Ryan Erickson has published the Arctic SAR boundaries on the Naval Institute Blog. Looking at this chart got me thinking about ice capable ships. That of course lead to looking for similar information on Antarctica, so this is going to be a survey of What nations are interested in the Polar regions? and What do their ice capable fleets look like?
In the Arctic we see territorial sea and EEZ claims by six countries: the US, Russia, Canada, Denmark (reflecting their administration of Greenland), Norway, and Iceland.
Since 1961, claims on the Antarctic have been held in abeyance because of the Antarctic Treaty System, but the claims are still on the table and may be reasserted in the future. Seven countries have made territorial claims. The US and Russia have made no claims, but have reserved the right to do so prior to entering into the treaty. While some territory has not been claimed, there are also overlapping claims, and there is the potential that there will be additional claimants in the future.
In total, there are twelve countries with claims in the Arctic and Antarctic: Argentina, Australia, Canada, Chile, Denmark, France, Iceland, New Zealand, Norway, Russia, the UK, and the US.
In addition, seven other countries maintain stations in Antarctic: China, Germany, India, Italy, Japan, South Africa, and the Ukraine.
Three countries have claims or potential claims in both the Arctic and the Antarctic: the US, Russia, an Norway.
Turning to the icebreakers.

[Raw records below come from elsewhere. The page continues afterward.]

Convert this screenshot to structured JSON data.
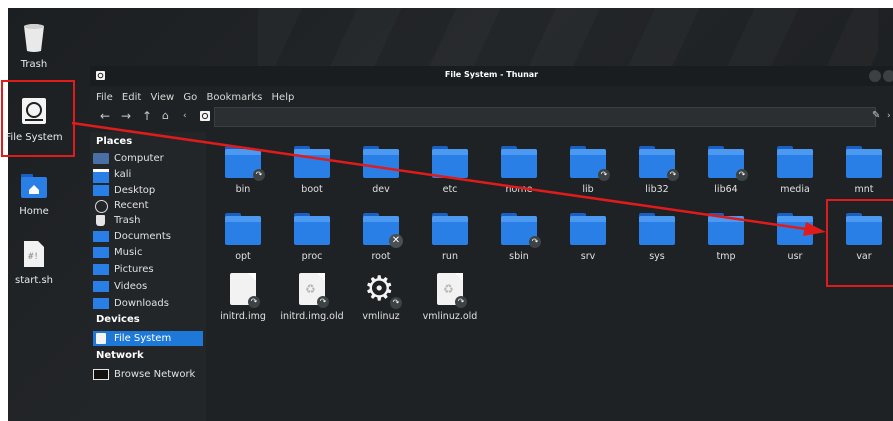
{
  "desktop": {
    "icons": [
      {
        "label": "Trash",
        "icon": "trash-icon"
      },
      {
        "label": "File System",
        "icon": "hard-drive-icon"
      },
      {
        "label": "Home",
        "icon": "home-folder-icon"
      },
      {
        "label": "start.sh",
        "icon": "script-file-icon"
      }
    ]
  },
  "window": {
    "title": "File System - Thunar",
    "menu": [
      "File",
      "Edit",
      "View",
      "Go",
      "Bookmarks",
      "Help"
    ]
  },
  "sidebar": {
    "places_title": "Places",
    "places": [
      "Computer",
      "kali",
      "Desktop",
      "Recent",
      "Trash",
      "Documents",
      "Music",
      "Pictures",
      "Videos",
      "Downloads"
    ],
    "devices_title": "Devices",
    "devices": [
      "File System"
    ],
    "network_title": "Network",
    "network": [
      "Browse Network"
    ]
  },
  "content": {
    "row1": [
      "bin",
      "boot",
      "dev",
      "etc",
      "home",
      "lib",
      "lib32",
      "lib64",
      "media",
      "mnt"
    ],
    "row2": [
      "opt",
      "proc",
      "root",
      "run",
      "sbin",
      "srv",
      "sys",
      "tmp",
      "usr",
      "var"
    ],
    "row3": [
      "initrd.img",
      "initrd.img.old",
      "vmlinuz",
      "vmlinuz.old"
    ]
  },
  "colors": {
    "folder": "#2a7fe6",
    "selection": "#1e78d8",
    "highlight": "#e01b1b"
  }
}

There is a pretty good listing of the World’s icebreakers here. In the notes below I will refer to “large icebreakers;” here that will mean over 10,000 tons.

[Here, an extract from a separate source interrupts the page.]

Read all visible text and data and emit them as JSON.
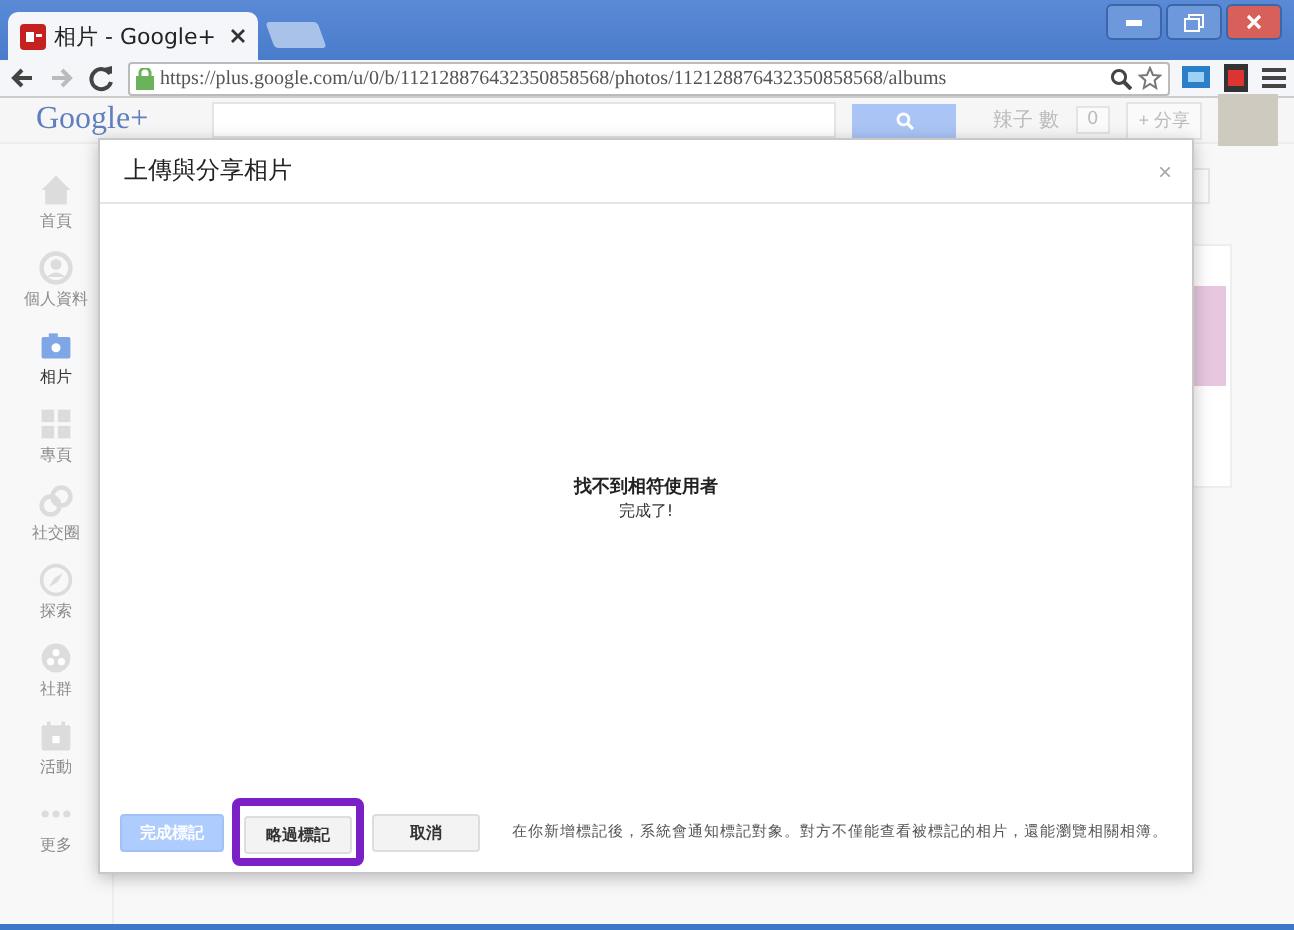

Of the twelve countries with claims or potential claims, ten have icebreakers. Only four of the twelve countries have large icebreakers, Argentina, Canada, Russia, and the US. Not surprisingly Russia has by far the largest fleet with over 20 icebreakers of which at least 9 are “large” and most of these are nuclear powered. Of the rest, only the US has more than one large icebreaker, and as we know, only one of those is operational in the short run. Canada has about 19 icebreakers, but of these, only six of these are rated PC5 (Year-round operation in medium first-year ice which may include old ice inclusions) or better. Only one of these is a large icebreaker.
Perhaps surprisingly China, Germany, and Japan also each have one large icebreakers. Reportedly, China is planning a second (sorry, I don’t have a reference).
Relatively few of the icebreakers have any weapons. Only the six ships of the 3,400 ton, 229 foot, Russian Ivan Susanin Class and Norway’s 6,375 ton, 340 foot Svalbard are obviously armed. Canada is planning to build six to eight armed vessels similar to the Svalbard. Very few icebreakers are considered part of their respective Navy or Coast Guard. This may be changing, but for now, unlike the USCG the Canadian Coast Guard has no military or law enforcement responsibility so their vessels are not armed. By contrast there are a number of ice strengthened patrol vessels belonging to the Danish Navy (here and here), Icelandic Coast Guard, New Zealand Navy, and Norwegian Coast Guard that are armed, but they not considered icebreakers. (During the Falklands war, the Argentinian Navy used their icebreaker as a hospital ship.)
A final observation. Looking at the geography, there are several ways to go between the Arctic and the Atlantic, but there is only one way to go between the Arctic and the Pacific. Regardless of the route they take, traffic using the Arctic as a route between the Atlantic and Pacific will all pass the less than 45 mile wide strait between Alaska and Siberia with Big and Little Diomede in the middle. Traffic to or from Asia would likely transit the area south of the strait very near the Russia/US SAR boundary and any other traffic including to/from Australia, New Zealand, or the Americas would transit in the US SAR sector, so the US is likely to get a disproportionate share of the traffic through its sector.
The numbers for the Coast Guard’s projected ice capable vessel requirement that I have heard, 6 vessels including three heavy icebreakers and three other ice capable vessels (smaller icebreakers or simply ice strengthened?) sounds about right. That suggest at least one heavy icebreaker and one of the smaller ships on task at all times or alternately at least two of each seasonally. That reflecting anticipated additional traffic in the Arctic, anticipated exploitation of the Arctic Alaska EEZ and continental shelf, and the largest presence of any nation in Antarctica.